The story of a criminal who abducts and kills women, and those who try to catch him. Nakai is cast as a cold-blooded, intelligent and evil guy who uses the media to announce and show his murders live to the public.

Overall Series Review

The film focuses on the societal decay brought on by celebrity worship and exploitative mass media, contrasting this modern pathology with the traditional values of family and community resilience. The central conflict is purely moral, pitting the nihilistic, fame-seeking serial killer against the steadfast grief and enduring moral sense of the victims’ families, particularly the elderly grandfather. The narrative is structurally classic to the crime thriller genre and contains no visible elements of modern ideological programming. Characters are defined by their actions and their inherent goodness or malice, not by any immutable characteristics. The resolution reinforces the importance of family and human connection as an antidote to chaos and evil.

Categorical Breakdown

Identity Politics1/10

The story is set entirely within a single, ethnically homogenous culture, Japan. The conflict is based on individual psychology, class differences between the young rich killers and the middle/working-class victims, and the ethics of media coverage, not race or intersectional hierarchy. Character merit is the sole measure of value; the evil is shown to be universal and psychological.

Oikophobia3/10

The movie is highly critical of specific aspects of modern Japanese society, specifically its intense media obsession, materialism, and the resulting 'collapse of the family unit.' This criticism is an internal cultural warning against modern decay, not a condemnation of the national heritage or ancestors. The moral center of the film is the wise grandfather, a pillar of traditional community, who articulates a desire for heroic action and love, which serves as a defense of civilizational virtue.

Feminism3/10

The main investigating figure, a journalist, is a competent woman who is also happily married, a dynamic that avoids the emasculation of her husband or the 'Girl Boss' trope. The victims are female, which is standard for the serial killer genre.

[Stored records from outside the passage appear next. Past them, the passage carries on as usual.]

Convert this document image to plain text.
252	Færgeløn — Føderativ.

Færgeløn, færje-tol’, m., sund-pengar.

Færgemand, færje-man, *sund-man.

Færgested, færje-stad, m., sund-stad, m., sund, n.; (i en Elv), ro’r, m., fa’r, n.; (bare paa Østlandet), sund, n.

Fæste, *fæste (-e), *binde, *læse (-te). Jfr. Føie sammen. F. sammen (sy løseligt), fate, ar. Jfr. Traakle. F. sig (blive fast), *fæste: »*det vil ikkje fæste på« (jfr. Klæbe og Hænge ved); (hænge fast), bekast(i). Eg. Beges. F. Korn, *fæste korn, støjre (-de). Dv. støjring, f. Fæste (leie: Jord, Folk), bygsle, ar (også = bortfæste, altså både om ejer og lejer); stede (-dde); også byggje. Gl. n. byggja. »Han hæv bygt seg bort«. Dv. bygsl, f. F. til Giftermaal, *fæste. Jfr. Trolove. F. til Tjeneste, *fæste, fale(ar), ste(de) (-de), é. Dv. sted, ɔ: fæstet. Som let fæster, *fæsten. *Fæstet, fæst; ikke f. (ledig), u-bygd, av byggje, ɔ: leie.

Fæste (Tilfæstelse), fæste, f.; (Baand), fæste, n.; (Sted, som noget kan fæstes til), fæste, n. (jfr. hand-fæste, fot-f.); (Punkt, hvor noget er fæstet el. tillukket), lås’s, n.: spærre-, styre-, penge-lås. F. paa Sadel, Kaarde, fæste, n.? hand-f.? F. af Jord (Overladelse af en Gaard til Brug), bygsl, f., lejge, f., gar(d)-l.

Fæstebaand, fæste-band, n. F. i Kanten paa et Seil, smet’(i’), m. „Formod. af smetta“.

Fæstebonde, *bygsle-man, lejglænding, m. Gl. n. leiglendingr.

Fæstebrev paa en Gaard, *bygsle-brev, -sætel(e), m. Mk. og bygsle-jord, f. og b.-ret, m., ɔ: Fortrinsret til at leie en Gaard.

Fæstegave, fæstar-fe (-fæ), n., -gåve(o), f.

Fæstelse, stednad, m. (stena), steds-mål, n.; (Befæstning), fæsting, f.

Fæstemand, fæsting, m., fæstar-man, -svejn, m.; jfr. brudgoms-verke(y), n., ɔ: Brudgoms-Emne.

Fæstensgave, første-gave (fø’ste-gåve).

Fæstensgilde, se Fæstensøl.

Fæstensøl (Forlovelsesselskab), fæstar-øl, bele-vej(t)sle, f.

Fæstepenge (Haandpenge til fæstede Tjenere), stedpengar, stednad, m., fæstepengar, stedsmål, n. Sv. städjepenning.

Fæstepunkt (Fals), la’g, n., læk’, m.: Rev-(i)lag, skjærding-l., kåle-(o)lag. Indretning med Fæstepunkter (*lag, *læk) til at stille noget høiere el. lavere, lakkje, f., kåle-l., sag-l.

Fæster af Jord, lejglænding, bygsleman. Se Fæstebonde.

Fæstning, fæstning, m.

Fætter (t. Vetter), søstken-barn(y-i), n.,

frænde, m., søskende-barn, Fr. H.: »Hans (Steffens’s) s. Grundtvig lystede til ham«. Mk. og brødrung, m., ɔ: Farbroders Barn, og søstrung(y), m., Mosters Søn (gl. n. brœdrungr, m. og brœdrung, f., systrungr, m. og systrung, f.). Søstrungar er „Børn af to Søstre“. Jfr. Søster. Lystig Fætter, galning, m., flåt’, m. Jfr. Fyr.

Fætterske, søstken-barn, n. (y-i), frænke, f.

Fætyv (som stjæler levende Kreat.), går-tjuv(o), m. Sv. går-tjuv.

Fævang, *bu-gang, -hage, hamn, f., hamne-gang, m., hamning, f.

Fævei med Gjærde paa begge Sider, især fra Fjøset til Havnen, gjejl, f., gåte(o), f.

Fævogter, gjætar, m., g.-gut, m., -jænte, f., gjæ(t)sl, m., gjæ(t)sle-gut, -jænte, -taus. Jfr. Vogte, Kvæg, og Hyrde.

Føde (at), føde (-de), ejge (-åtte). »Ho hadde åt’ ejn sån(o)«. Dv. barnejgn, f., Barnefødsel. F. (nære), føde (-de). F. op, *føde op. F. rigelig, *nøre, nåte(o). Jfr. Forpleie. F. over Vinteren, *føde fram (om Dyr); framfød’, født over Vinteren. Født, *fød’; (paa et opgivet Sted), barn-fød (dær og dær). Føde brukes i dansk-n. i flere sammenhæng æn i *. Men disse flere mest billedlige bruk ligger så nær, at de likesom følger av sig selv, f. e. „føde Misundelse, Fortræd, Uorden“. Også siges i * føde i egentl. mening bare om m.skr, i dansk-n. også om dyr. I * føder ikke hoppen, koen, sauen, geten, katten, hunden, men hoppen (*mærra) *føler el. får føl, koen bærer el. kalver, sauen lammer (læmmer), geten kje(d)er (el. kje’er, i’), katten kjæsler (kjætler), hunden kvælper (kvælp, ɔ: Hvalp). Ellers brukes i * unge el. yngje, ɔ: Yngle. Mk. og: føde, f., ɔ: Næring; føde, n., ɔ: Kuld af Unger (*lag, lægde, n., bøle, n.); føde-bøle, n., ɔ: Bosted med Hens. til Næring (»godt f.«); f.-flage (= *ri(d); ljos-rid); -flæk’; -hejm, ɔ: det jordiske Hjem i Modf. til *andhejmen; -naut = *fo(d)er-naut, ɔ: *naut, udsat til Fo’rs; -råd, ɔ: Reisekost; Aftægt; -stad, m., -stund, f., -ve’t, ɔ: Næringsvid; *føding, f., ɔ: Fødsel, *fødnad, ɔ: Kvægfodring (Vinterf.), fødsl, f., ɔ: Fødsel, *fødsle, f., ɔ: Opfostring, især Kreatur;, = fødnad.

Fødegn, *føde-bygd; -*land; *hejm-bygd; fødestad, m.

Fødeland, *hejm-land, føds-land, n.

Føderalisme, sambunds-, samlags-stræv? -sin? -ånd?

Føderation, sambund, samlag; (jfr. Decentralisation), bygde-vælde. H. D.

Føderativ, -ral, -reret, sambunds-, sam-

The narrative heavily valorizes the family unit, showing that the killer's motivation stems from a childhood of parental abandonment, while the victim’s family finds strength and hope in their bonds, directly contradicting anti-natalist messaging.

LGBTQ+1/10

The narrative makes no mention of sexual ideology, alternative sexualities, or gender identity. The focus is strictly on a serial killer's pursuit of notoriety and the ensuing police/media response. The nuclear family unit is portrayed as the normative structure under attack by the killer's actions, and its preservation is the film's source of hope.

Anti-Theism2/10

The core moral struggle is not focused on organized religion. The villain is a nihilist seeking celebrity through atrocious acts. The hero, the grandfather, delivers a transcendent moral message to the killer, asserting that moral truth is objective and that heroic love is the true path to creating a sensation in the world, positioning the film against moral relativism.